Highlights & Insights

  1. Absolute Ratings vs. Pairwise Preferences: Rating contains higher information density than preference—learning better reward functions under the same query budget while cutting token costs by approximately half.
  2. Stratified Sampling + MAE Loss: Simple and effective solution to the two core bottlenecks in VLM feedback scenarios (class imbalance and noisy labels) without requiring complex denoising or filtering mechanisms.
  3. Outperforming Environmental Sparse Rewards: On certain ALFRED tasks, ERL-VLM even outperforms manually designed sparse rewards, demonstrating that VLM ratings can provide implicit reward shaping.
  4. Real-Robot Transfer: An effective policy can be trained with only 50 demonstrations and offline ratings, proving the practical deployment potential of the method.
  5. Importance of Prompt Design: The two-stage prompt (first analyze, then rate) significantly improves the quality of VLM feedback.

Limitations & Future Work

  1. VLM Dependency: Relies heavily on commercial large VLMs like Gemini-1.5-Pro, which entails high inference costs and API instability risks.
  2. Sensitivity to Number of Rating Classes: The choice of \(n\) requires task-specific tuning, and an adaptive selection mechanism is currently lacking.
  3. VLM Bias Propagation: Inherent biases from large foundation models may propagate to the RL agent, raising safety-critical concerns.
  4. Visual-Only Observations: Currently, only image and action descriptions are utilized, without exploiting other modalities such as tactile or force feedback.
  5. Prompt Engineering Overhead: Different environments (MetaWorld / ALFRED / real robot) require tailored prompt templates, leaving generality to be verified.
  6. Limited Validation in Offline Scenarios: Real-robot experiments only validate offline training with 50 demonstrations, leaving online continual learning scenarios insufficiently explored.
  • Rating-based RL (White et al., 2024): This serves as the theoretical foundation of this work.

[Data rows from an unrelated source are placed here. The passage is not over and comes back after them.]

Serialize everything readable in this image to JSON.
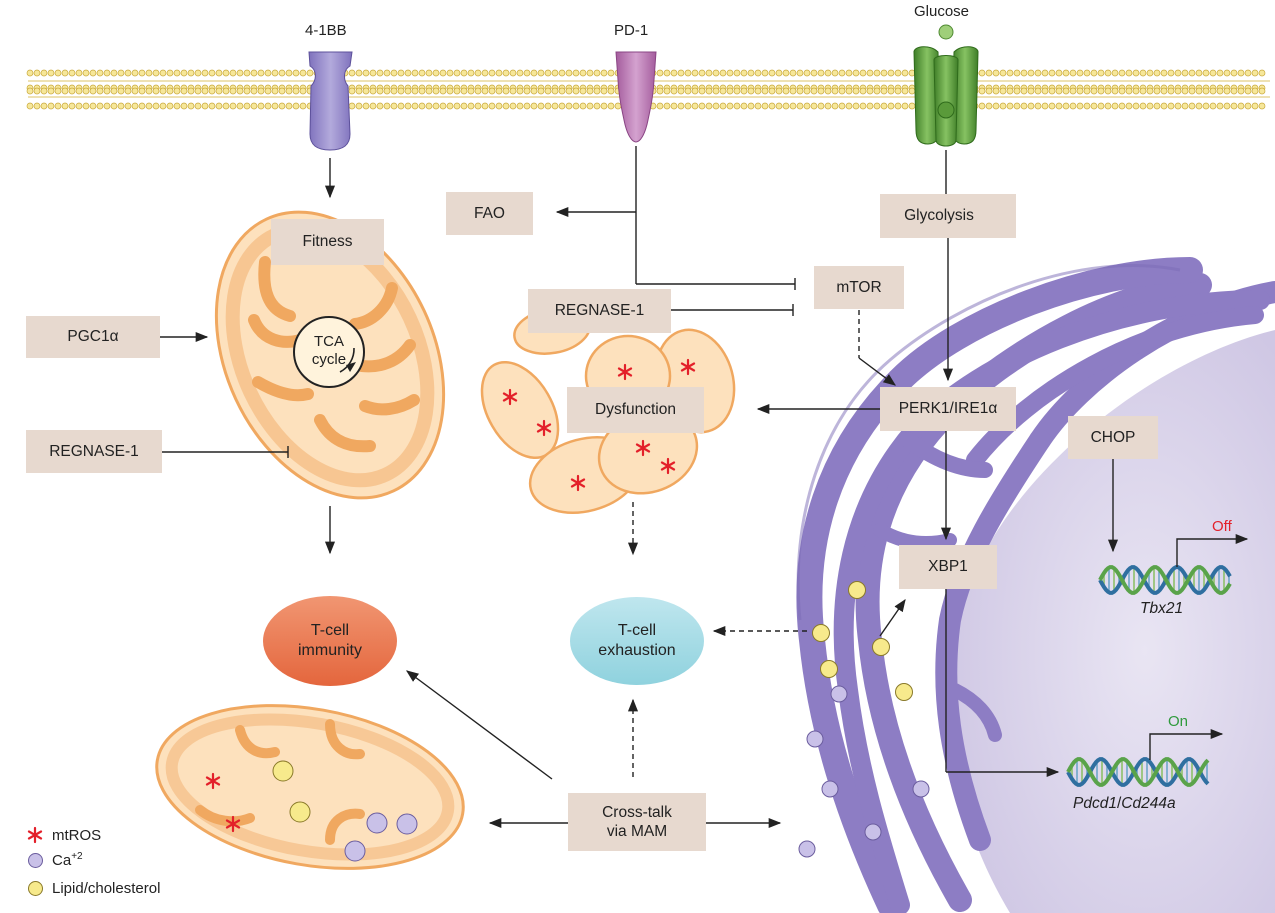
{
  "receptors": {
    "r1": "4-1BB",
    "r2": "PD-1",
    "r3": "Glucose"
  },
  "boxes": {
    "fitness": "Fitness",
    "pgc1a": "PGC1α",
    "regnase_left": "REGNASE-1",
    "fao": "FAO",
    "regnase_center": "REGNASE-1",
    "mtor": "mTOR",
    "glycolysis": "Glycolysis",
    "dysfunction": "Dysfunction",
    "perk": "PERK1/IRE1α",
    "chop": "CHOP",
    "xbp1": "XBP1",
    "crosstalk_line1": "Cross-talk",
    "crosstalk_line2": "via MAM"
  },
  "tca": {
    "line1": "TCA",
    "line2": "cycle"
  },
  "outcomes": {
    "immunity_line1": "T-cell",
    "immunity_line2": "immunity",
    "exhaustion_line1": "T-cell",
    "exhaustion_line2": "exhaustion"
  },
  "genes": {
    "off_label": "Off",
    "on_label": "On",
    "tbx21": "Tbx21",
    "pdcd1": "Pdcd1",
    "slash": "/",
    "cd244a": "Cd244a"
  },
  "legend": {
    "mtros": "mtROS",
    "ca": "Ca",
    "ca_sup": "+2",
    "lipid": "Lipid/cholesterol"
  },
  "colors": {
    "box": "#e7d9cf",
    "mito_fill": "#fde1bd",
    "mito_edge": "#f0a860",
    "er": "#8d7dc4",
    "nucleus": "#dcd6ec",
    "immunity": "#ed7a52",
    "exhaustion": "#a9dde7",
    "mtros": "#e3202a",
    "calcium": "#c9c1e8",
    "lipid": "#f7ea8c",
    "receptor_41bb": "#9c90cf",
    "receptor_pd1": "#b877b1",
    "glut": "#6aa647",
    "off": "#e3202a",
    "on": "#2f9a3c",
    "glyco_arrow": "#7a64ad"
  }
}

ERL-VLM introduces critical enhancements tailored to the characteristics of VLM feedback.
  • RL-VLM-F (Wang et al., 2024): The closest baseline, which uses VLM preferences rather than ratings, but suffers from low query efficiency.
  • CLIP/RoboCLIP Score: Typical methods that use embedding space similarity as rewards, which are highly noisy and unstable.
  • Insights: Combining AI feedback with evaluative feedback is a highly promising direction that can be extended to the alignment of multimodal LLM agents.

Rating

  • Novelty: ⭐⭐⭐⭐ — Combines rating-based RL with VLM feedback. The enhancements of stratified sampling and MAE loss are simple yet highly effective.
  • Experimental Thoroughness: ⭐⭐⭐⭐⭐ — Covers low-level control, high-level navigation, and real-world robotics with comprehensive ablation studies.
  • Writing Quality: ⭐⭐⭐⭐ — Clear, fluent, and highly informative tables/graphs.
  • Value: ⭐⭐⭐⭐ — Provides a solid baseline and practical enhancements for VLM-driven RL reward learning.